I mix my annuals in with the perennials. Since the perennial beds are maintained, why not plant a cucumber or zucchini?


Baby Rhubarb is much happier in pots.

Pots are even easier than raised beds. I was never able to get eggplant to flourish in the large garden, but in a pot they are happy and healthy.


I don't pull up my peppers, tomatoes, malibar or cukes in the fall. I just cut the stems short, mulch around them and plant my winter seeds in the same bed. Since I use heritage seeds, some of the plants will return in the spring.


I let a few of the plants go to seed. Kale, onions, mustard, amaranth, basil, oregano and many others will propagate themselves.

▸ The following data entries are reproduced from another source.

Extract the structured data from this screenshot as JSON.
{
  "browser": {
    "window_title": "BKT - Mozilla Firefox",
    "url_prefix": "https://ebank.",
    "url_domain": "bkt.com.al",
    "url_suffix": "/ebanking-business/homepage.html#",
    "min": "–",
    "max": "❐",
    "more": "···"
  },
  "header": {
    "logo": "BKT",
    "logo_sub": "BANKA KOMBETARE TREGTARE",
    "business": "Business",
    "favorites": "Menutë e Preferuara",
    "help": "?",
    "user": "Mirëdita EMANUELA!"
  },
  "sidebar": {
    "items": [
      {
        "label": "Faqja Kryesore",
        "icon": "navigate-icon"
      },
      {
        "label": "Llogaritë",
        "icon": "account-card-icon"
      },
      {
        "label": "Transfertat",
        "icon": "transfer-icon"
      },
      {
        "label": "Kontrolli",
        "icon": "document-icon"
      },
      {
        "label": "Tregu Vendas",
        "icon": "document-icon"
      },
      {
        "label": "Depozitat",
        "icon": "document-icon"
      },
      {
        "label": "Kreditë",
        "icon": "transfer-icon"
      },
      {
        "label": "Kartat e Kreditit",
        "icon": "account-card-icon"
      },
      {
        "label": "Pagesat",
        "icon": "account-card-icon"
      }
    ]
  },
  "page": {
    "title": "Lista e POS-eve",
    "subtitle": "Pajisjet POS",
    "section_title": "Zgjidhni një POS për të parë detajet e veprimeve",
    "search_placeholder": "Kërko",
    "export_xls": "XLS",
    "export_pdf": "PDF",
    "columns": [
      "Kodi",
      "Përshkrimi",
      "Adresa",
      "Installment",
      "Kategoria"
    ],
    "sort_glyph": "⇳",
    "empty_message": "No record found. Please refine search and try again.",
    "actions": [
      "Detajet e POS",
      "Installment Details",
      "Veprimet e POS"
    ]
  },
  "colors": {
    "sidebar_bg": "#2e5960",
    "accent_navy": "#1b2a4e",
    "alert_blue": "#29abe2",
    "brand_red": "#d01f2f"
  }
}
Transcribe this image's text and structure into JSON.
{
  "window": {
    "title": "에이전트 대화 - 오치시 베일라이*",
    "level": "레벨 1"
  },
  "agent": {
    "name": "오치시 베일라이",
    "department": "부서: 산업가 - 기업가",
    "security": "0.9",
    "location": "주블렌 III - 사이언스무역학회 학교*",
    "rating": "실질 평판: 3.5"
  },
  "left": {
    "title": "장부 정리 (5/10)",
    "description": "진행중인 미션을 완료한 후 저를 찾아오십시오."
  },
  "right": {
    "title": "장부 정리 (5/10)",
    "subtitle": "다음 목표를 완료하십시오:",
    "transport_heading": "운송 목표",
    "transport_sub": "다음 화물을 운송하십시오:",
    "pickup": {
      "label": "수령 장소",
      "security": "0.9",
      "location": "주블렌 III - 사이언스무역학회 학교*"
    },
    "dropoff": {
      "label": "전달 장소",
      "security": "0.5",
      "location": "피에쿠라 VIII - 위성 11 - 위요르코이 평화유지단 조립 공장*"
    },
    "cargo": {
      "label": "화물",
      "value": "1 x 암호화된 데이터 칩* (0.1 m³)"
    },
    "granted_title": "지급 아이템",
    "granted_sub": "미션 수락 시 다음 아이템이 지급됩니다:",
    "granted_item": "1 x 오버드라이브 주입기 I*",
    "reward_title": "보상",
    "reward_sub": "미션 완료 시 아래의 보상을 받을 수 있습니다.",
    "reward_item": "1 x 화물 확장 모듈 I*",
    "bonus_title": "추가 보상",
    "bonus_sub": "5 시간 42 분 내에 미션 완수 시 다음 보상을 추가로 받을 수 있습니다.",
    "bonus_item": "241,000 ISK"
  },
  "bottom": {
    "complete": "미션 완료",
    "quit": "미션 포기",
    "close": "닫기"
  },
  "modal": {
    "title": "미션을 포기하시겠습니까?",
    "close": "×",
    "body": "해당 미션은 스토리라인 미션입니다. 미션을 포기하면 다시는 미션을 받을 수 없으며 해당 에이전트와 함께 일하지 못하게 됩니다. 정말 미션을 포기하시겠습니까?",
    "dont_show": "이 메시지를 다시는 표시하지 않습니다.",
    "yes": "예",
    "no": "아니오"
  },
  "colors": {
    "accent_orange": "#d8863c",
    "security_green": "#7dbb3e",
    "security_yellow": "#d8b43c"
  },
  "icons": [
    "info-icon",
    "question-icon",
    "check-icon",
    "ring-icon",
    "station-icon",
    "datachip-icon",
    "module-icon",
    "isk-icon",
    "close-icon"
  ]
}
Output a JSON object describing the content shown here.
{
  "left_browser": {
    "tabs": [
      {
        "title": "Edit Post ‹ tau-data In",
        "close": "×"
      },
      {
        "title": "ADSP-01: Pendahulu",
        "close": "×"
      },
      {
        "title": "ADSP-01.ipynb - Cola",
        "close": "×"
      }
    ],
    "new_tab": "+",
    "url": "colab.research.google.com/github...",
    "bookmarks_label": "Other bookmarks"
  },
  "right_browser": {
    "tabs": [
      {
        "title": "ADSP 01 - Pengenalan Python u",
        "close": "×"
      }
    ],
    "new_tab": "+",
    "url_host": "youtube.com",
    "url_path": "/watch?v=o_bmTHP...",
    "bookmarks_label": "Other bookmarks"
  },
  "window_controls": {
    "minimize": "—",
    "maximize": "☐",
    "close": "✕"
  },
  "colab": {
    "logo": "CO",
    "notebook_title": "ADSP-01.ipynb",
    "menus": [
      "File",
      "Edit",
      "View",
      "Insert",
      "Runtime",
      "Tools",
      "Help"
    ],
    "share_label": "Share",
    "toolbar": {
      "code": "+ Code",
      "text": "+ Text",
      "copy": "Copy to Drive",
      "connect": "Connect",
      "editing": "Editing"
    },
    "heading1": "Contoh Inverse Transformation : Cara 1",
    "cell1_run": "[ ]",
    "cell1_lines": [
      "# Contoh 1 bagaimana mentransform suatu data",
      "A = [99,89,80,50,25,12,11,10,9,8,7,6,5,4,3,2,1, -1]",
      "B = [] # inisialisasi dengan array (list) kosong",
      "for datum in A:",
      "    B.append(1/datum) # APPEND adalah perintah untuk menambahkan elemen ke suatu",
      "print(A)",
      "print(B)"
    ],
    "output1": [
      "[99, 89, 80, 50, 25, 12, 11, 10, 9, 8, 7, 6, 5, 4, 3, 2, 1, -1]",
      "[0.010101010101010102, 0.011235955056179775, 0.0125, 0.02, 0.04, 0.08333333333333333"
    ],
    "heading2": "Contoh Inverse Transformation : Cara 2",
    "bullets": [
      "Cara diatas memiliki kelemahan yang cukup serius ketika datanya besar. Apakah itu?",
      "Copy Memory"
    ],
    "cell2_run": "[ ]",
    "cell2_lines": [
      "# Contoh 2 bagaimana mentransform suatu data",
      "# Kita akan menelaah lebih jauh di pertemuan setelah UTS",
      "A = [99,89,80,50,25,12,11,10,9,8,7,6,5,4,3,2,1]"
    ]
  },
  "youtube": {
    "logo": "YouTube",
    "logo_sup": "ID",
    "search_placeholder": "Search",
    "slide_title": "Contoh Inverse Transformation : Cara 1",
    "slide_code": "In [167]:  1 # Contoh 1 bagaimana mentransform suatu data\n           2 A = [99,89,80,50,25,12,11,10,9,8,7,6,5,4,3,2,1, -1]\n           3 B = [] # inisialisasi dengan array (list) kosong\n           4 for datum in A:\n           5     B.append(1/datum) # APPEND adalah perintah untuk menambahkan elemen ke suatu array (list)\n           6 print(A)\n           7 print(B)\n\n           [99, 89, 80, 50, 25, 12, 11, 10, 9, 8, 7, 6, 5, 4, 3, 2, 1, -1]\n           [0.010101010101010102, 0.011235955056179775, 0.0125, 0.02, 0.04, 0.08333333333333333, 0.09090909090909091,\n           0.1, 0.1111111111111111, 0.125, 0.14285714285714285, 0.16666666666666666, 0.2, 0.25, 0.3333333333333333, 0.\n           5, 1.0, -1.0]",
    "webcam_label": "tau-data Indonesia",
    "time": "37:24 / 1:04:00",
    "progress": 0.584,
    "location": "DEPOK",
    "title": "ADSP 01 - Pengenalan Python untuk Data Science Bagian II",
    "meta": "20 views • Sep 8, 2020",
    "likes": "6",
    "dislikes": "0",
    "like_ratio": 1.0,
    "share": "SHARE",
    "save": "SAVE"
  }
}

These plants are usually annuals in our zone, but with this gentle encouragement, you may have them for a few years.



The lavender and lambs ears never need to be tended unless you want to thin them and the onions are perfectly happy in the same bed.

Leave some bulbs. I plant my garlic in clusters so that I don't have to replant each year and then just harvest from the edges. If I'm in a good mood, I might spread the bulbs out while I'm harvesting. With the soft 'lasagna' soil, it only takes a few minutes to transplant. Sweet potatoes will come back as well.


PERINEALS

Perennials are the laziest of the lazy. Plant once and smile about it for years. Let's face it cucumbers and tomatoes are ok, but asparagus', strawberries, blueberries, artichokes, yams, rhubarb .... THAT KEEP COMING BACK...Yeah baby!


My favorite perennials are fruit trees. Blue berries can be pruned to stay small and are hardy producers. I also think they are pretty. I have other trees that might not be right for smaller yards, but you can plant smaller trees like pomegranate or even heavily prune to keep apples or persimmons small.


I have also incorporated Rhubarb, artichoke and comfrey.

Malabar spinach was prolific in my garden. Warning though, it's a little slimly so I only eat it cooked.

EDIBLE LANDSCAPE


I don't live in a subdivision so I don't really 'decorate' my yard, but if I did it would be with edible landscape. I have never understood why subdivisions plant poisonous plants when edibles are so beautiful.


There is a summer spinach called Malabar that does wonderful in South Carolina summers. It's a beautiful vine and it's quit tasty.


Taro

Turmeric makes a great border. Tapioca has a tropical appearance and taro roots grow to look a lot like those elephant ears (I couldn't believe how easy the taro grew).


Of course you can also throw some flowering vines in too. I like maypops (passion flower) and pumpkins or spaghetti squash (their flowers are amazing and they grow so quickly).


This year we planted Jerusalem Artichokes as a hedge and I found something called "Pineapple Guava" at a local nursery that can also be used as a hedge. I'm excited to see the results.


I hope I have encouraged the "Johnny Appleseed" inside of you to incorporate some extra veggie plants into your life, feed the bees and eat real food. #TVisOverRated



My Passion Flowers were gorgeous and if you get the indigenous variety, the fruit is also amazing (clones don't produce as much fruit). Also, mine took over a 30 foot section of fence so if you don't have time to prune all summer, make sure you plant it in a spacious area.